Fact 8: The region can, literally, rise above a rising sea level. The delta of the Mississippi River is a dynamic, living system. This means that, if supplied with sediment, the region can adjust to and rise with the consensus predictions for rising sea level.
The nation as a whole gets nearly all the benefits of engineering the river. Louisiana and parts of coastal Mississippi get 100 percent of the costs. Those costs include vastly increased vulnerability to hurricanes.
Nothing better exemplifies this allocation of benefits and costs than eastern New Orleans, including the lower Ninth Ward, and St. Bernard Parish (nearly all the occupied areas of which, incidentally, are at or above sea level). Three man-made shipping canals-- the Industrial Canal, the Gulf Intra-coastal Waterway, and the Mississippi River Gulf Outlet-- pass through this part of the metropolitan area. These shipping channels create almost no jobs in eastern New Orleans or St. Bernard, but benefit commerce throughout the country. Yet 175,000 people living in this area saw their homes flooded or destroyed, in most cases not because of any natural vulnerability but because of levee breaks on each of these man-made canals.

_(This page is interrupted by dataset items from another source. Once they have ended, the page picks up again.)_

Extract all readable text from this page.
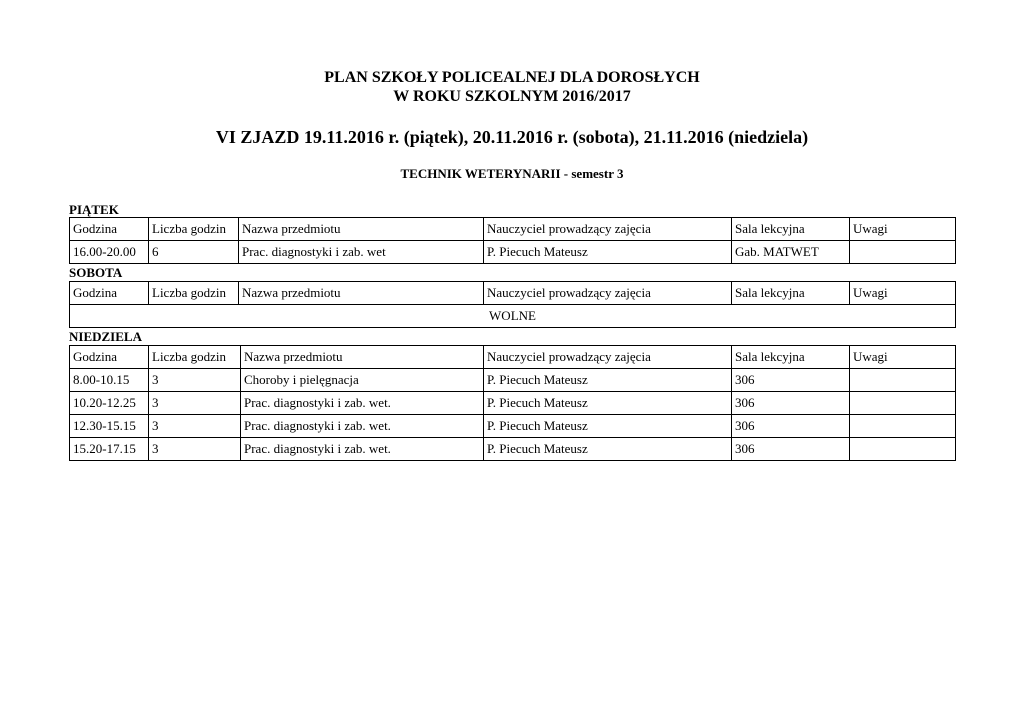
PLAN SZKOŁY POLICEALNEJ DLA DOROSŁYCH
W ROKU SZKOLNYM 2016/2017
VI ZJAZD 19.11.2016 r. (piątek), 20.11.2016 r. (sobota), 21.11.2016 (niedziela)
TECHNIK WETERYNARII - semestr 3
PIĄTEK
Godzina	Liczba godzin	Nazwa przedmiotu	Nauczyciel prowadzący zajęcia	Sala lekcyjna	Uwagi
16.00-20.00	6	Prac. diagnostyki i zab. wet	P. Piecuch Mateusz	Gab. MATWET	
SOBOTA
Godzina	Liczba godzin	Nazwa przedmiotu	Nauczyciel prowadzący zajęcia	Sala lekcyjna	Uwagi
WOLNE
NIEDZIELA
Godzina	Liczba godzin	Nazwa przedmiotu	Nauczyciel prowadzący zajęcia	Sala lekcyjna	Uwagi
8.00-10.15	3	Choroby i pielęgnacja	P. Piecuch Mateusz	306	
10.20-12.25	3	Prac. diagnostyki i zab. wet.	P. Piecuch Mateusz	306	
12.30-15.15	3	Prac. diagnostyki i zab. wet.	P. Piecuch Mateusz	306	
15.20-17.15	3	Prac. diagnostyki i zab. wet.	P. Piecuch Mateusz	306	
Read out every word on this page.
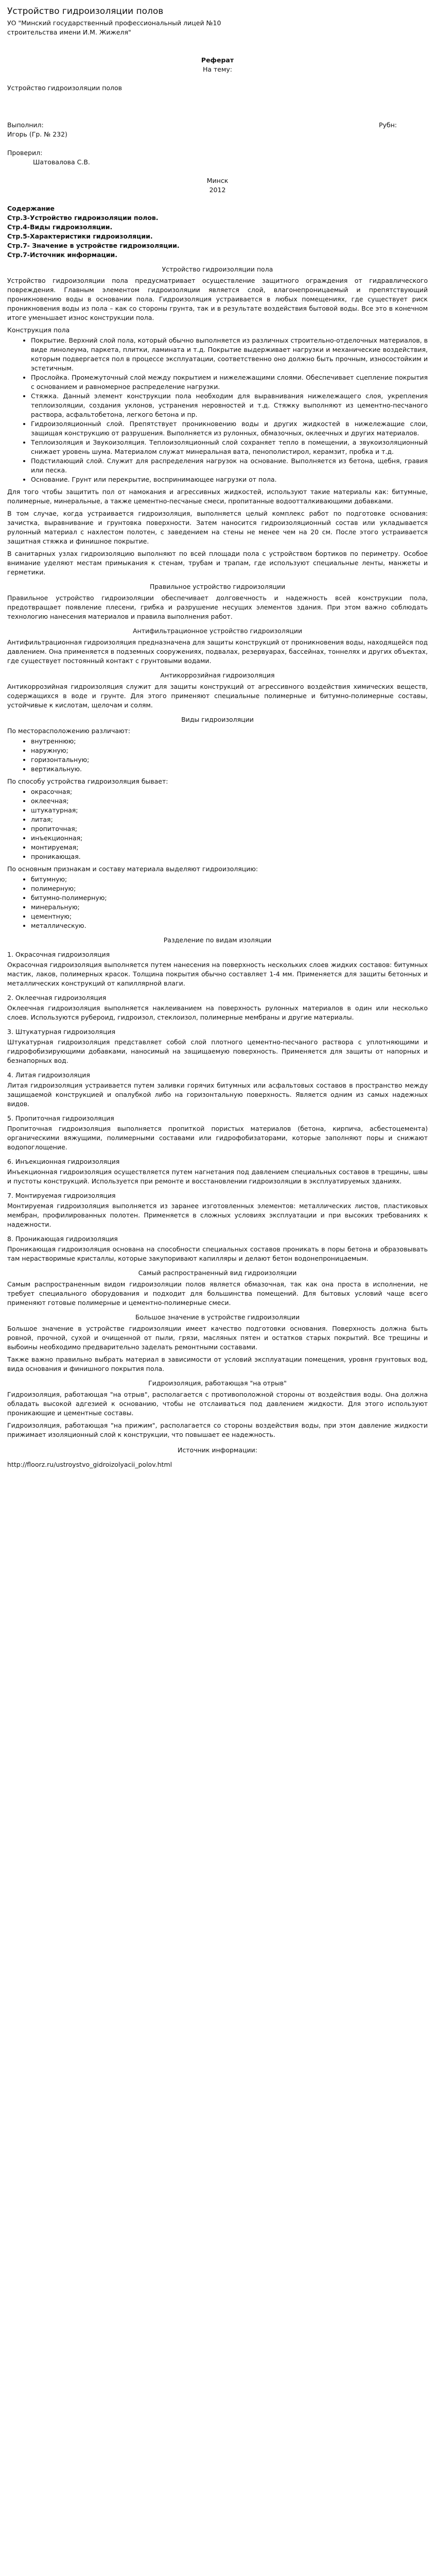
Устройство гидроизоляции полов

УО "Минский государственный профессиональный лицей №10

строительства имени И.М. Жижеля"

Реферат

На тему:

Устройство гидроизоляции полов

Выполнил:	Рубн:

Игорь (Гр. № 232)

Проверил:

Шатовалова С.В.

Минск

2012

Содержание

Стр.3-Устройство гидроизоляции полов.

Стр.4-Виды гидроизоляции.

Стр.5-Характеристики гидроизоляции.

Стр.7- Значение в устройстве гидроизоляции.

Стр.7-Источник информации.

Устройство гидроизоляции пола

Устройство гидроизоляции пола предусматривает осуществление защитного ограждения от гидравлического повреждения. Главным элементом гидроизоляции является слой, влагонепроницаемый и препятствующий проникновению воды в основании пола. Гидроизоляция устраивается в любых помещениях, где существует риск проникновения воды из пола – как со стороны грунта, так и в результате воздействия бытовой воды. Все это в конечном итоге уменьшает износ конструкции пола.

Конструкция пола

• Покрытие. Верхний слой пола, который обычно выполняется из различных строительно-отделочных материалов, в виде линолеума, паркета, плитки, ламината и т.д. Покрытие выдерживает нагрузки и механические воздействия, которым подвергается пол в процессе эксплуатации, соответственно оно должно быть прочным, износостойким и эстетичным.
• Прослойка. Промежуточный слой между покрытием и нижележащими слоями. Обеспечивает сцепление покрытия с основанием и равномерное распределение нагрузки.
• Стяжка. Данный элемент конструкции пола необходим для выравнивания нижележащего слоя, укрепления теплоизоляции, создания уклонов, устранения неровностей и т.д. Стяжку выполняют из цементно-песчаного раствора, асфальтобетона, легкого бетона и пр.
• Гидроизоляционный слой. Препятствует проникновению воды и других жидкостей в нижележащие слои, защищая конструкцию от разрушения. Выполняется из рулонных, обмазочных, оклеечных и других материалов.
• Теплоизоляция и Звукоизоляция. Теплоизоляционный слой сохраняет тепло в помещении, а звукоизоляционный снижает уровень шума. Материалом служат минеральная вата, пенополистирол, керамзит, пробка и т.д.
• Подстилающий слой. Служит для распределения нагрузок на основание. Выполняется из бетона, щебня, гравия или песка.
• Основание. Грунт или перекрытие, воспринимающее нагрузки от пола.

Для того чтобы защитить пол от намокания и агрессивных жидкостей, используют такие материалы как: битумные, полимерные, минеральные, а также цементно-песчаные смеси, пропитанные водоотталкивающими добавками.

В том случае, когда устраивается гидроизоляция, выполняется целый комплекс работ по подготовке основания: зачистка, выравнивание и грунтовка поверхности. Затем наносится гидроизоляционный состав или укладывается рулонный материал с нахлестом полотен, с заведением на стены не менее чем на 20 см. После этого устраивается защитная стяжка и финишное покрытие.

В санитарных узлах гидроизоляцию выполняют по всей площади пола с устройством бортиков по периметру. Особое внимание уделяют местам примыкания к стенам, трубам и трапам, где используют специальные ленты, манжеты и герметики.

Правильное устройство гидроизоляции

Правильное устройство гидроизоляции обеспечивает долговечность и надежность всей конструкции пола, предотвращает появление плесени, грибка и разрушение несущих элементов здания. При этом важно соблюдать технологию нанесения материалов и правила выполнения работ.

Антифильтрационное устройство гидроизоляции

Антифильтрационная гидроизоляция предназначена для защиты конструкций от проникновения воды, находящейся под давлением. Она применяется в подземных сооружениях, подвалах, резервуарах, бассейнах, тоннелях и других объектах, где существует постоянный контакт с грунтовыми водами.

Антикоррозийная гидроизоляция

Антикоррозийная гидроизоляция служит для защиты конструкций от агрессивного воздействия химических веществ, содержащихся в воде и грунте. Для этого применяют специальные полимерные и битумно-полимерные составы, устойчивые к кислотам, щелочам и солям.

Виды гидроизоляции

По месторасположению различают:

• внутреннюю;
• наружную;
• горизонтальную;
• вертикальную.

По способу устройства гидроизоляция бывает:

• окрасочная;
• оклеечная;
• штукатурная;
• литая;
• пропиточная;
• инъекционная;
• монтируемая;
• проникающая.

По основным признакам и составу материала выделяют гидроизоляцию:

• битумную;
• полимерную;
• битумно-полимерную;
• минеральную;
• цементную;
• металлическую.

Разделение по видам изоляции

1. Окрасочная гидроизоляция

Окрасочная гидроизоляция выполняется путем нанесения на поверхность нескольких слоев жидких составов: битумных мастик, лаков, полимерных красок. Толщина покрытия обычно составляет 1-4 мм. Применяется для защиты бетонных и металлических конструкций от капиллярной влаги.

2. Оклеечная гидроизоляция

Оклеечная гидроизоляция выполняется наклеиванием на поверхность рулонных материалов в один или несколько слоев. Используются рубероид, гидроизол, стеклоизол, полимерные мембраны и другие материалы.

3. Штукатурная гидроизоляция

Штукатурная гидроизоляция представляет собой слой плотного цементно-песчаного раствора с уплотняющими и гидрофобизирующими добавками, наносимый на защищаемую поверхность. Применяется для защиты от напорных и безнапорных вод.

4. Литая гидроизоляция

Литая гидроизоляция устраивается путем заливки горячих битумных или асфальтовых составов в пространство между защищаемой конструкцией и опалубкой либо на горизонтальную поверхность. Является одним из самых надежных видов.

5. Пропиточная гидроизоляция

Пропиточная гидроизоляция выполняется пропиткой пористых материалов (бетона, кирпича, асбестоцемента) органическими вяжущими, полимерными составами или гидрофобизаторами, которые заполняют поры и снижают водопоглощение.

6. Инъекционная гидроизоляция

Инъекционная гидроизоляция осуществляется путем нагнетания под давлением специальных составов в трещины, швы и пустоты конструкций. Используется при ремонте и восстановлении гидроизоляции в эксплуатируемых зданиях.

7. Монтируемая гидроизоляция

Монтируемая гидроизоляция выполняется из заранее изготовленных элементов: металлических листов, пластиковых мембран, профилированных полотен. Применяется в сложных условиях эксплуатации и при высоких требованиях к надежности.

8. Проникающая гидроизоляция

Проникающая гидроизоляция основана на способности специальных составов проникать в поры бетона и образовывать там нерастворимые кристаллы, которые закупоривают капилляры и делают бетон водонепроницаемым.

Самый распространенный вид гидроизоляции

Самым распространенным видом гидроизоляции полов является обмазочная, так как она проста в исполнении, не требует специального оборудования и подходит для большинства помещений. Для бытовых условий чаще всего применяют готовые полимерные и цементно-полимерные смеси.

Большое значение в устройстве гидроизоляции

Большое значение в устройстве гидроизоляции имеет качество подготовки основания. Поверхность должна быть ровной, прочной, сухой и очищенной от пыли, грязи, масляных пятен и остатков старых покрытий. Все трещины и выбоины необходимо предварительно заделать ремонтными составами.

Также важно правильно выбрать материал в зависимости от условий эксплуатации помещения, уровня грунтовых вод, вида основания и финишного покрытия пола.

Гидроизоляция, работающая "на отрыв"

Гидроизоляция, работающая "на отрыв", располагается с противоположной стороны от воздействия воды. Она должна обладать высокой адгезией к основанию, чтобы не отслаиваться под давлением жидкости. Для этого используют проникающие и цементные составы.

Гидроизоляция, работающая "на прижим", располагается со стороны воздействия воды, при этом давление жидкости прижимает изоляционный слой к конструкции, что повышает ее надежность.

Источник информации:

http://floorz.ru/ustroystvo_gidroizolyacii_polov.html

Without action, land loss will continue, and it will increasingly jeopardize populated areas, the port system and energy production. This would be catastrophic for America. Again, scientists warn that we have only a decade to begin addressing it in a serious way or we will pass a tipping point and the damage will become irreversible.
Generating benefits to the nation is what created the problem, and the nation needs to solve it. Put simply: Why should a cab driver in Pittsburgh or Tulsa pay to fix Louisiana's coast? Because that cab driver gets a stronger economy and lower energy costs from it-- after Katrina gas prices spiked more than $1 a gallon-- and because those benefits created the problem. The failure of Washington to act aggressively to repair the coastline at the mouth of the Mississippi River could threaten the economic vitality of the nation.
The state of Louisiana itself has committed enormous resources to the problem. Three years ago Louisiana voters approved a constitutional amendment dedicating 100% of state revenue flowing from oil and gas production off the outer continental shelf to coastal restoration and flood protection. The U.S. Congress has to all practical purposes limited this money to no more than $300 million a year, even though such states as New Mexico, Wyoming, and Colorado get many times that from revenues derived from federal land. (The justification for giving states money from federal property is to reimburse them for environmental damage and infrastructure development, but obviously none of them have anything like the environmental damage Louisiana suffers.) But no appreciable money starts flowing until 2017. We need action now.
Right now, the state has upwards of $6 billion in restoration and protection projects within two years of turning a shovel. Yet the Obama administration has proposed, by the most generous count, less than $50 million for these projects.
To its credit, the Obama administration has also been developing an inter-agency approach to greatly accelerate the whole process of building levees and restoration projects. How well that works remains to be seen, but at the moment there is reason for some optimism.